Ecran Noir, le cine-zine de vos nuits blanches, présente le festival de Sundance

22.01.99

Robert Redford
Redford fut là pour la première du film d'Altman lors de l'Ouverture de Sundance. En pleine tourmente - Sundance se voit reproché de devenir un Festival comme les autres - le créateur a voulu souilgner la vocation de l'événement: "Il s'agit avant tout de célébrer le talent. Ce festival est pour et fait par les réalisateurs. Ce sont eux que nous fêtons. Votre courage, vos histoires, votre passion unique et fidèle."
Redford a aussi salué Altaman comme un symbole du cinéma indépendant, ayant réalisé tous ces films sans l'apport d'un studio.

Sundance se dérive
L'esprit de Sundance est peut être menacé. Mais jamais le Festival ne s'est aussi bien porté.
Un an après l'annonce de sa création, les Cinémas Sundance commencent à être construits. 12 sont prévus en 3 ans. 2 ouvriront beintôt: Philadeplhie et Portland. En attendant Chicago, Boston, ...
Au départ il s'agissait de convertir des cinémas existants en salles Sundance. Finalement les promoteurs ont préféré créer leur propre multiplexe (6 à 8 salles). Seulement 2% des cinémas américains programment un film d'art et d'essai, pour un Box Office évalué à 5%!
Les cinémas seront équipés des dernières technologies en terme de son, et de confort, plus un retsaurant, un café, une libaririe...
Côté petit écran, The Sundance Channel se porte bien aussi. 3 ans après son lancement la chaîne dévolue aux films indépendants a trouvé sa voix.
Joint-venture entre Showtimes, Polygram et Robert Redford, la chaîne est enfin financièrement solide. Sur le cable, elle fait même partie des favorites des spectateurs.
Divisée en 4 chapitres, sa programmation comporte des premières, des courts métrages, des documentaires et des films cultes.
Disponible auprès de 17 millions de gens, elle a déjà 4 millions d'abonnés (5 fois moins que le leader HBO). La chaîne doit encore étendre sa couverture, et essayer d'offrir des événements spéciaux comme la couverture inside du festival de Sundance. Paradoxalement, c'est aussi le programme qui lui coûte le plus cher...

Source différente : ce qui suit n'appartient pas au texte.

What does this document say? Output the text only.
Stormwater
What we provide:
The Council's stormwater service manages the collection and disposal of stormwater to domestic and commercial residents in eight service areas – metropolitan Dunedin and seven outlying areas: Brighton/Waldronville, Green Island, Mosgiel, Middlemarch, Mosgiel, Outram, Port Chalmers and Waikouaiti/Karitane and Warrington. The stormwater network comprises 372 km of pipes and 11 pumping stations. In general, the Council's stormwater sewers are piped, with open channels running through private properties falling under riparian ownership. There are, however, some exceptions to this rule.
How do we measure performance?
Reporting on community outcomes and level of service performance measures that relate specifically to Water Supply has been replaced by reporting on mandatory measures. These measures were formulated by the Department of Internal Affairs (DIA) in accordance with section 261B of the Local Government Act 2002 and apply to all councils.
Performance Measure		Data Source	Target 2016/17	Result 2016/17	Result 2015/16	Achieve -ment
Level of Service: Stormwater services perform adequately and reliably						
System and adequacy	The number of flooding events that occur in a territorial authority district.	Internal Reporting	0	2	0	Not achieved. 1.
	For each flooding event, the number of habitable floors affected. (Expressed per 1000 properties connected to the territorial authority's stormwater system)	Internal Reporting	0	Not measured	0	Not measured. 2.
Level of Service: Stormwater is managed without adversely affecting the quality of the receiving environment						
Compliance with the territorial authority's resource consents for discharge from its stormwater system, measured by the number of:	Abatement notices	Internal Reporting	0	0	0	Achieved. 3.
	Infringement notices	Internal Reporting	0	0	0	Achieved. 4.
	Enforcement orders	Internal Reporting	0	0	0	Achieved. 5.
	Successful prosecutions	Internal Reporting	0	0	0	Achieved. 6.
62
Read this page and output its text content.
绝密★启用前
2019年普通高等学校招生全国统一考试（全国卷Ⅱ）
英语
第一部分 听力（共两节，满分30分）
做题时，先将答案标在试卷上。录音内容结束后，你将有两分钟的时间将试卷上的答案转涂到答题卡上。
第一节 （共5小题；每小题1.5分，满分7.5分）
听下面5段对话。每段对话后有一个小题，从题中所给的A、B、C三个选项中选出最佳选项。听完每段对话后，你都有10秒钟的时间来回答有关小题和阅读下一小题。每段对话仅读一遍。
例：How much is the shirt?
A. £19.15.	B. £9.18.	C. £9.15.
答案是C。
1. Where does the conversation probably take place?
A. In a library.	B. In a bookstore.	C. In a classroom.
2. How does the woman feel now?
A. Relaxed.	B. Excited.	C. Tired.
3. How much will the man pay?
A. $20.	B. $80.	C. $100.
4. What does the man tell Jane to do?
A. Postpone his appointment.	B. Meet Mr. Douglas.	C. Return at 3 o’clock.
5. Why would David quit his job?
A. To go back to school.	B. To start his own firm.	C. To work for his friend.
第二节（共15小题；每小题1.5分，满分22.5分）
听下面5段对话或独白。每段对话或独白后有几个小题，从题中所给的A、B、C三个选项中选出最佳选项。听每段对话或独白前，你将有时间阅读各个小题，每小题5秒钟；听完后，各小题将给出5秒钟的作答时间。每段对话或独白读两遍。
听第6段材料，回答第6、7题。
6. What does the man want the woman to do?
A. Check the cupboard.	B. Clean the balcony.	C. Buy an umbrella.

Photo du jour: Altman, Lovett, Neal

Cinémas d'ailleurs
Sundance est désormais incontournable pour lancer un film sur le marché américain, surtout s'il est étranger, bref un OVNI. Les films non-anglophones ont en effet les mêmes problêmes de distributions que leurs collègues indies.
Kolya (Oscar 97), Central do Brasil (Ours d'or 98), ou Shall we dance? (hit au Japon et aux USA) ont tous été découverts à Sundance. Aujourd'hui seulement 25 films non-anglophones sont distribués en moyenne par an aux USA. (1% du BO) Woody Allen déclare ce samedi dans un entretien à Libération: "Au moins à New York, Los Angeles ou Boston, chaque semaine on avait le dernier Truffaut, Rossellini, De Sica, Fellini ou Kurosawa à l'affiche. Maintenant, au mieux, on peut en voir un tous les six mois. Du coup, ils ne réalisent plus de films."
Aussi pour lutter contre cet effet (excès) de chauvinisme cinématographique, Sundance se dote d'une nouvelle mission, souhaitant contribuer à la diffusion d'oeuvres étrangères au ton pertinent. De Briand (Québec) à Kusturica (Yougoslavie) en passant par Gaspard Noé (France). Sundance espère révéler le prochain La Vita è Bella. Les spectateurs sont de plus en plus nombreux, et de plus en plus ouverts à différentes sensibilités.
Au total le comité de sélection a visionné 220 films étrangers, en festivals ou en soumissions. Avec un concurrent direct, Berlin (doté d'une compétition officielle reconnue modnialement). Exemple: Central do Brasil, primé à Berlin, avait fait sa première 15 jours à Sundance. Le film a surtout promu son prix berlinois. Pourtant la presse berlinoise a critiqué le fait que le film n'était pas une avant-première mondiale. Le problème restera tant que Sundance ne sera pas considéré comme un Festival majeur. Ce qu'il est.